DHS official urges caution on sharing of biometric info

By Jonathan Marino

November 28, 2006

Biometric information has in the last five years become paramount in catching criminals and potential terrorists at American borders, but the intelligence and law enforcement communities need to work together more closely in using it, a Homeland Security Department official said Tuesday.

"There were major security holes" at U.S. entry points prior to the Sept. 11 attacks, said Stewart Baker, DHS assistant secretary for policy, at the department's International Conference on Biometrics and Ethics in Washington. Programs such as US-VISIT for tracking visitors using biometric information have helped fill the holes, he said. US-VISIT has helped catch more than 1,000 would-be criminals at more than 100 airports and other entry points nationwide, he said.

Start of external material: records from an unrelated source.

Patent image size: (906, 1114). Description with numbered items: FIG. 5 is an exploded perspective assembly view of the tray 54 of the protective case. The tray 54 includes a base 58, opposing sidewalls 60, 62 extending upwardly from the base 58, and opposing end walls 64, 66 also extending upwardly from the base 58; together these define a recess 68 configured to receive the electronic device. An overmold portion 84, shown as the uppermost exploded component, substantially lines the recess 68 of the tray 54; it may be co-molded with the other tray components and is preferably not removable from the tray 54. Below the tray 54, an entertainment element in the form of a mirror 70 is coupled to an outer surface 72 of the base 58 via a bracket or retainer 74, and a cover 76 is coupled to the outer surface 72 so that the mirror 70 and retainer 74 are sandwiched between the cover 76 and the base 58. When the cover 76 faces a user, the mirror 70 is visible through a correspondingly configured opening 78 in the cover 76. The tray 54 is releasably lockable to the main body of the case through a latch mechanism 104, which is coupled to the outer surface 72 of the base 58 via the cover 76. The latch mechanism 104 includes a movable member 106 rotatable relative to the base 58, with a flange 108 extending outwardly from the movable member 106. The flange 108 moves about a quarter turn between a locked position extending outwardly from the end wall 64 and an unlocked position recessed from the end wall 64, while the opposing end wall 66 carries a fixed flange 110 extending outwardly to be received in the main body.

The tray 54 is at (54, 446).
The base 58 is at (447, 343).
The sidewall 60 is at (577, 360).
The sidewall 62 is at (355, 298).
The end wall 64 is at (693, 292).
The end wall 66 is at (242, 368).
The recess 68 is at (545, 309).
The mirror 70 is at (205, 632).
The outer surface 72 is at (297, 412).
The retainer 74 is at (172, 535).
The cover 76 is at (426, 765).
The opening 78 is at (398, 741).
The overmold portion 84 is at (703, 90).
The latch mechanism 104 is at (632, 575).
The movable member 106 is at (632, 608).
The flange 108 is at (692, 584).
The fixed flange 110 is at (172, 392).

Speaking with reporters following his speech, Baker cited a Sept. 11 commission recommendation calling for the creation of a new system for sharing information. But biometric and other identifying information should not be used "willy-nilly," he cautioned.

For instance, biometric information may not be necessary in order to track alimony dodgers or to find people who are late paying parking tickets. There also is "a difficult … set of ethical issues" surrounding how, and to what degree, biometric information should be shared between intelligence and law enforcement officials, Baker said during his speech.

"Terrorism is an intelligence and law enforcement concern," Baker said.

Domestic and international ethics concerns also must be addressed when handling information from overseas travelers, he noted. He cited a disagreement between U.S. and European Union officials over whether travelers' information could be divulged to agencies beyond Customs and Border Protection, which reviews foreigners at entrances to the United States.

EU officials wanted that information to go no further than CBP, but Baker said expanding the net of agencies privy to traveler records is important.

He emphasized that he did not share the anecdote "to say 'we're right and the EU is wrong.'" But it highlights the type of concerns that need to be addressed before information sharing can be improved, he said.